Thinking About Another Man

I have been married eight years to my best friend from high school. Four years ago he shocked me by cheating on me with one of his co-workers. It was short lived & he has since moved jobs & has changed for the better. From the moment I found out about it, he has worked to keep our marriage together & I have worked too.


Forgiveness has not come easy for me. I am doing much better now. But still struggle with it time to time. The real glitch has come about with a widower who is a mutual friend of ours. His wife who was also a friend passed away recently. Little by little I found my feelings for this man growing. Not only do I feel guilt because of my marriage, but also feel guilt because of the friend who is gone.

I know if things were different, this would be the man of my dreams. He IS in my dreams- constantly! I know I love my husband. In what way exactly, I am unsure. As I said he’s my best friend since we were teenagers. But I feel I have changed & that he hasn’t changed in the same ways. I feel I want different things in life than my husband.
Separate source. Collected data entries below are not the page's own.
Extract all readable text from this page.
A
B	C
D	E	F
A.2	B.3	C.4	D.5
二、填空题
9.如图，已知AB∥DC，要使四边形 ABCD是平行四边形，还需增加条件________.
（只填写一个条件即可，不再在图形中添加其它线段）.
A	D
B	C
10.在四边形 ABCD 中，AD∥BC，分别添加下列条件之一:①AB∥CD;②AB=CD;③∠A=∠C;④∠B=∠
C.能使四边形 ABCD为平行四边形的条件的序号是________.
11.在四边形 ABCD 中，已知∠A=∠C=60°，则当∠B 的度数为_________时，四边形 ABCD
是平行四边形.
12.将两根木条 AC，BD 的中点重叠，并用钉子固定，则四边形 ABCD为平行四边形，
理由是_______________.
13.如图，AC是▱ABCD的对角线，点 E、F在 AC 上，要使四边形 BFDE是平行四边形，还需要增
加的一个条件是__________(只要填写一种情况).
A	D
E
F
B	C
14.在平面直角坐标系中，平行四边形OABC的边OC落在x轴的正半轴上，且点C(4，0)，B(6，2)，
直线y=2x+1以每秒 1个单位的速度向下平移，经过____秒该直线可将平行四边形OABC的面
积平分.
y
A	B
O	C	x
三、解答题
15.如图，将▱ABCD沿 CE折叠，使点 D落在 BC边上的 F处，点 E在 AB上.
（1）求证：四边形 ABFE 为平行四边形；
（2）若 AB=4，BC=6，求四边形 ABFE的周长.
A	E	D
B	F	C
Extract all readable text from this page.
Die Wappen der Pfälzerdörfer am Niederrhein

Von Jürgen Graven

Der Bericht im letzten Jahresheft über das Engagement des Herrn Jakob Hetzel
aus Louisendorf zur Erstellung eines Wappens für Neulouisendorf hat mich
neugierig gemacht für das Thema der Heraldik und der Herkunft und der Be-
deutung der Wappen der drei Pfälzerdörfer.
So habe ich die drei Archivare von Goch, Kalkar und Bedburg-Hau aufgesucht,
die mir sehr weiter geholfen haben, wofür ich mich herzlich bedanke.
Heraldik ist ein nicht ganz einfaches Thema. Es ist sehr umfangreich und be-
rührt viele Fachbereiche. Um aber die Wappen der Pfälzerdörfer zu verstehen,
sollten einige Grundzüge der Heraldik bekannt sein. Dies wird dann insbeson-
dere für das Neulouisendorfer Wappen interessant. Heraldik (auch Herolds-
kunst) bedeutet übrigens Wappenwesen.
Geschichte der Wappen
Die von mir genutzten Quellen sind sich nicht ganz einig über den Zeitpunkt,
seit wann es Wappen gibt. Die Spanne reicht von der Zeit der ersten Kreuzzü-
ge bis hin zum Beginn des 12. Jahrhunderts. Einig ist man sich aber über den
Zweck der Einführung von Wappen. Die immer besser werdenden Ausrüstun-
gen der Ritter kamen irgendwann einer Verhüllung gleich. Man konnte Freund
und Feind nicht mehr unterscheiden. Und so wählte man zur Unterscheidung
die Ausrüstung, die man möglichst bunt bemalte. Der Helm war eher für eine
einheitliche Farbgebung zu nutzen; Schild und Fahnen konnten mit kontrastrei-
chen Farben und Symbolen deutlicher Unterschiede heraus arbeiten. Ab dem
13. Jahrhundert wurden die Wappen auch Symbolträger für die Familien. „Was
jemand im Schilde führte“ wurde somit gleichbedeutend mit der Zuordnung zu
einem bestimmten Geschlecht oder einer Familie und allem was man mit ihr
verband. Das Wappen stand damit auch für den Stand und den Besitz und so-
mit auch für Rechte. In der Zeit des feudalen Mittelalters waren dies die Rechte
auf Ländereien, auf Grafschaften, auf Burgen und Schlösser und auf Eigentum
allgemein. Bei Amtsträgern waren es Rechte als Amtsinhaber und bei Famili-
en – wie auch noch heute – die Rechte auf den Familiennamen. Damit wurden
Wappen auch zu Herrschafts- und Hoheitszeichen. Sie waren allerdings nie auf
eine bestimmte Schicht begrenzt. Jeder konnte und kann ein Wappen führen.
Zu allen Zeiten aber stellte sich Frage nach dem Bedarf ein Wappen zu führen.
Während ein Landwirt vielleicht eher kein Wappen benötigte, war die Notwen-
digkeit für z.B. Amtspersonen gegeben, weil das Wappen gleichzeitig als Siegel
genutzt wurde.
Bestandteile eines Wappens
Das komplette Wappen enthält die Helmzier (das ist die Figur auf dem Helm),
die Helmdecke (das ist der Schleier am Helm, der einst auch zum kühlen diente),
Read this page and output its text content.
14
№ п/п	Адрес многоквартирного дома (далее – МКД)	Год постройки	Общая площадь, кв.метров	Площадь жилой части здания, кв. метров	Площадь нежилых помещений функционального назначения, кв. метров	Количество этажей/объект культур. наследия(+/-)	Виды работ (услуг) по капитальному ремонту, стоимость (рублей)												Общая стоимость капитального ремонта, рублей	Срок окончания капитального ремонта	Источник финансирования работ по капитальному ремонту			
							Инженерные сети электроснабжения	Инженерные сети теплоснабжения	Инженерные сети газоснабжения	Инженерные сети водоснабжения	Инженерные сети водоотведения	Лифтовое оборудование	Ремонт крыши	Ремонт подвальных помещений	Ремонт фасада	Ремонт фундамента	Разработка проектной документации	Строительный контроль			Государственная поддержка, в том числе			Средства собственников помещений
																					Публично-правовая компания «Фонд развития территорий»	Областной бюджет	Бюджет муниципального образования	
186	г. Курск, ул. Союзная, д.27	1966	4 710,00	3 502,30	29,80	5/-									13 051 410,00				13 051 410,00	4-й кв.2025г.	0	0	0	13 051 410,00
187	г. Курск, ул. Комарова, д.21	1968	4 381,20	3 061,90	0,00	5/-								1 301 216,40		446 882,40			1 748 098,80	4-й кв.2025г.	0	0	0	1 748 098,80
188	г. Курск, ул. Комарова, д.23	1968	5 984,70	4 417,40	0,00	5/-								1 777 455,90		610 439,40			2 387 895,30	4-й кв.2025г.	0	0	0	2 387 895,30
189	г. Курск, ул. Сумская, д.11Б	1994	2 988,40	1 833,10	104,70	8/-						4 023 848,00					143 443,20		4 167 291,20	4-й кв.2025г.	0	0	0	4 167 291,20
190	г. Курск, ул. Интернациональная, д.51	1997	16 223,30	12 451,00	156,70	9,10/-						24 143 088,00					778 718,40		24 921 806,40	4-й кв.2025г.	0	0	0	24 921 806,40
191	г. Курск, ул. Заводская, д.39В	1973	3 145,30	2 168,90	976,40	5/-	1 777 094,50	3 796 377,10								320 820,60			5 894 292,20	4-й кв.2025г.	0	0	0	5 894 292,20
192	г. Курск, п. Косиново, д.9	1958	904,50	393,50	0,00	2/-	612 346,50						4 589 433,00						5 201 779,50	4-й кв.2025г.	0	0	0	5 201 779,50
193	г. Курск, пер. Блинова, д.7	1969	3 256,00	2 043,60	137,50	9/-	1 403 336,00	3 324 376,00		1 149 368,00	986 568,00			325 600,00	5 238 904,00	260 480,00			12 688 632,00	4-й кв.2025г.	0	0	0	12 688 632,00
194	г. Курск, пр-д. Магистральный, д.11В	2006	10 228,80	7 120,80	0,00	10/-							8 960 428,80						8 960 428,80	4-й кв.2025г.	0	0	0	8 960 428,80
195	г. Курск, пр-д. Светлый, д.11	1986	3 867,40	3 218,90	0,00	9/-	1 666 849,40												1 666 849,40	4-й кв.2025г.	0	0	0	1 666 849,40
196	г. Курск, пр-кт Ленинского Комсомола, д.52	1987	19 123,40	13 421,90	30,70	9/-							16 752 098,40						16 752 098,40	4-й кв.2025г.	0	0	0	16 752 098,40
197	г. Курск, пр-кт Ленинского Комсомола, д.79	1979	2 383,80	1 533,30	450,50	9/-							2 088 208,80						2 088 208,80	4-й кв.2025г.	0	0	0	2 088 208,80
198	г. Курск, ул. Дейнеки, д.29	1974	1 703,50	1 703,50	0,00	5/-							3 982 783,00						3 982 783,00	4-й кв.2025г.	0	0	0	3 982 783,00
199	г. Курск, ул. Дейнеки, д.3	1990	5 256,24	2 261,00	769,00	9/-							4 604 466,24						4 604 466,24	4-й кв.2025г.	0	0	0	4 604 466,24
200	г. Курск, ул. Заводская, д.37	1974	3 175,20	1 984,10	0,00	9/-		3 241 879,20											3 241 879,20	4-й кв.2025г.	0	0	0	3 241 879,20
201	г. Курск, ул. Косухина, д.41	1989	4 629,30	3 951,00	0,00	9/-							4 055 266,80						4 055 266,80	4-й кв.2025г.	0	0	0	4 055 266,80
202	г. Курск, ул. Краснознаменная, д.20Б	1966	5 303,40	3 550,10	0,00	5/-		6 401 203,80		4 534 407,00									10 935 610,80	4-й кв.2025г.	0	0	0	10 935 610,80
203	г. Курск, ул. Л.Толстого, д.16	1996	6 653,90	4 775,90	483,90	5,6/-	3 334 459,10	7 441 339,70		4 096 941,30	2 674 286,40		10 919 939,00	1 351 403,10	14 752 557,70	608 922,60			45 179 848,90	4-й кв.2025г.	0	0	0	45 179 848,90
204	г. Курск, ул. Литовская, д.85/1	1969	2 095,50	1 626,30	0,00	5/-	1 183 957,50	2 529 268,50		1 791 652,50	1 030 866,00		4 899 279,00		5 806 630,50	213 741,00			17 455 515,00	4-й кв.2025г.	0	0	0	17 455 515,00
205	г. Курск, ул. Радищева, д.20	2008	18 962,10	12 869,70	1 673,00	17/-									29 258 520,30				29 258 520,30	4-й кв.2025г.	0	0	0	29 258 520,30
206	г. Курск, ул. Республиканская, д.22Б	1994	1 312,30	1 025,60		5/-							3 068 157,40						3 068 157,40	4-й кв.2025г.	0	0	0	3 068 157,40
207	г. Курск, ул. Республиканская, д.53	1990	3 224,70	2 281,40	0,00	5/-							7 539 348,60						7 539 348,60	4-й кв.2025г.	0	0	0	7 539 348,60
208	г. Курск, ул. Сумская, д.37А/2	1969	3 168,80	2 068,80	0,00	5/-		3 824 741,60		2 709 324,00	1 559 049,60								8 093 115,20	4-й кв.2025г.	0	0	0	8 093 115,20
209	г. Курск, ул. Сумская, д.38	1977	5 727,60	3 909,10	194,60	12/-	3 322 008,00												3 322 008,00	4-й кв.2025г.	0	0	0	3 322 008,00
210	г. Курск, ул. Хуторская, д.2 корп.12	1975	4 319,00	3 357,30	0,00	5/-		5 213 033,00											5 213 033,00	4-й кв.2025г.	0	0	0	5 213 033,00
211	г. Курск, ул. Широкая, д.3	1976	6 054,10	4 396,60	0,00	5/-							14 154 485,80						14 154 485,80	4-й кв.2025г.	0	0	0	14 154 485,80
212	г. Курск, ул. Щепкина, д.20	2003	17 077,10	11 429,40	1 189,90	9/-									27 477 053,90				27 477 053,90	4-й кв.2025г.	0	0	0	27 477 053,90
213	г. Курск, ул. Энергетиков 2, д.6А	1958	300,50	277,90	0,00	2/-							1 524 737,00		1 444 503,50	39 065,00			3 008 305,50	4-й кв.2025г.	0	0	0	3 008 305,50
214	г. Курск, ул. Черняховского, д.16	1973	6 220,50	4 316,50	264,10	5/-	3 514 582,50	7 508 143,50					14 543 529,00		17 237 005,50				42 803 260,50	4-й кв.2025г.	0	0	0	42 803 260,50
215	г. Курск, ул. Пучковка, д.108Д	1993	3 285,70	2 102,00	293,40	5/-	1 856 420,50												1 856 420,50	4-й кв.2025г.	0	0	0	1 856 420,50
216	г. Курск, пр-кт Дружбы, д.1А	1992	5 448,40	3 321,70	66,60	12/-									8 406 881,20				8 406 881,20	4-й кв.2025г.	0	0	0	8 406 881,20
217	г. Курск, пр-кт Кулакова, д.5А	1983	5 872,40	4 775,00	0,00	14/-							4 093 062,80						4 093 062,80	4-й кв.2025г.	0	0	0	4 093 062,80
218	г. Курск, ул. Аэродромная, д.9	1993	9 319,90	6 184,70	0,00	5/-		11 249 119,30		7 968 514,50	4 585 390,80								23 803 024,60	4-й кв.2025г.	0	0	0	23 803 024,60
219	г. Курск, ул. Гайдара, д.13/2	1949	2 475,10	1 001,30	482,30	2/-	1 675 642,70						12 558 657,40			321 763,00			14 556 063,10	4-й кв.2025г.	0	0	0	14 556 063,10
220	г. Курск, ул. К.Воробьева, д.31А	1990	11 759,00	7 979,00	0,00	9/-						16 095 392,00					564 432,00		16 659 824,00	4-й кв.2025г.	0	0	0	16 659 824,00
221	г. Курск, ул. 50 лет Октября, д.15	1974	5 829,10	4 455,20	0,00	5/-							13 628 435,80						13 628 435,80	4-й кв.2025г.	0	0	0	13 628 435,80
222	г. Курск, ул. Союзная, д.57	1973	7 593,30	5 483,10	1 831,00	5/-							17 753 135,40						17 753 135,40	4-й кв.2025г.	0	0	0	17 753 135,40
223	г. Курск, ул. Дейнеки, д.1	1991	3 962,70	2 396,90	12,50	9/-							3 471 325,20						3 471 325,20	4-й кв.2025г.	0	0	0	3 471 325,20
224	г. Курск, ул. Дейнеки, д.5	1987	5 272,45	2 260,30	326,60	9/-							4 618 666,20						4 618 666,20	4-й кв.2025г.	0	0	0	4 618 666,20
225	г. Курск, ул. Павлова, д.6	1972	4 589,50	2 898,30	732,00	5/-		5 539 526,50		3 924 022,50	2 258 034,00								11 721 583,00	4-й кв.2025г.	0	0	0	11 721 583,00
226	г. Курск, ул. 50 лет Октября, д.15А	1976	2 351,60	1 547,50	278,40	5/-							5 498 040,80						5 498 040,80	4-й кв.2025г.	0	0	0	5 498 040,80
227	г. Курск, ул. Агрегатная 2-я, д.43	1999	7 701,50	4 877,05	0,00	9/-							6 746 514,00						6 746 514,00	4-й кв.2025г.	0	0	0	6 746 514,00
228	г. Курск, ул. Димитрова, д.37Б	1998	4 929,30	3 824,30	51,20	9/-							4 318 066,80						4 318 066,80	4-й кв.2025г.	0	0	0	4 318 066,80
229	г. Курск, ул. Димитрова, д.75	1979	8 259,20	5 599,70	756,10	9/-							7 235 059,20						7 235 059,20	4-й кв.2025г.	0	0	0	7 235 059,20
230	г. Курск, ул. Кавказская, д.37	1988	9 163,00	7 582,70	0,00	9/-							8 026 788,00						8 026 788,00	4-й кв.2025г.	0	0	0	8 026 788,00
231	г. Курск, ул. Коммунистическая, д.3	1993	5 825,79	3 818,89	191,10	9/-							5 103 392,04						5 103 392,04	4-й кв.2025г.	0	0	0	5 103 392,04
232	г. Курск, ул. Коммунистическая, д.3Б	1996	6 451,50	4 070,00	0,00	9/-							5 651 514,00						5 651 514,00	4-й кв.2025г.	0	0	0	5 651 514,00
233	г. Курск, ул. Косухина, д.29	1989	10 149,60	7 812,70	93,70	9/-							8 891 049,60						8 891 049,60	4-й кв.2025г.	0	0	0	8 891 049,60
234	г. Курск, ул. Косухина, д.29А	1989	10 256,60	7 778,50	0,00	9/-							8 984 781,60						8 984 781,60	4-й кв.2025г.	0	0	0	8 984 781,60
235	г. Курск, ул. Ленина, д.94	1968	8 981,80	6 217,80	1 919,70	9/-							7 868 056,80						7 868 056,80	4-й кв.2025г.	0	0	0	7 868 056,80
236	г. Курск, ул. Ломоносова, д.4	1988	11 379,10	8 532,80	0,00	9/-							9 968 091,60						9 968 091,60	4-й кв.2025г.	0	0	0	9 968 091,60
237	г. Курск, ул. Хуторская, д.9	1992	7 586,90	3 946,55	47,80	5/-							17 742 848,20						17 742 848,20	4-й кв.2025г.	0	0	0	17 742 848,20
This other man has many of the qualities I desire in a man.

We are all of the same Faith. In our Faith an annulment of Marriage can be granted to a Marriage where infidelity occurs. I find myself thinking of this. Not just to attain a man I may never have or could have, but maybe just to make the kind of life I need. I have children who adore their father & don’t want to hurt them. Nor do I desire to hurt my husband. But I am hurting inside & very confused. Do I just continue on like this & hope it goes away? Sincerely, Lynni
………………………………….

Lynni, how does your faith look at Adultery? Isn’t it considered a sin? One of the big sins? If you’re convinced there’s no reason to stay in your marriage, tell your husband you want a divorce. Before you commit adultery. Before you tell the other man how much you love him (if it isn’t already too late).

How you choose to leave your marriage — either as an adulteress or as an unhappy wife — will be an example you’ll set for your children.

You absolutely should be having an easier time of understanding your husband’s infidelity now that you’re considering it. Or do you think the sin is less depending upon who does it?

Better make a couple lists: one of everything that’s good about your marriage and one of everything that’s bad. Then a list of what you’ll lose when you opt out of your marriage.

Be careful. Some men don’t want to risk getting involved with a woman who would break up their family for someone else. They always figure it could just as easily happen to them in the future.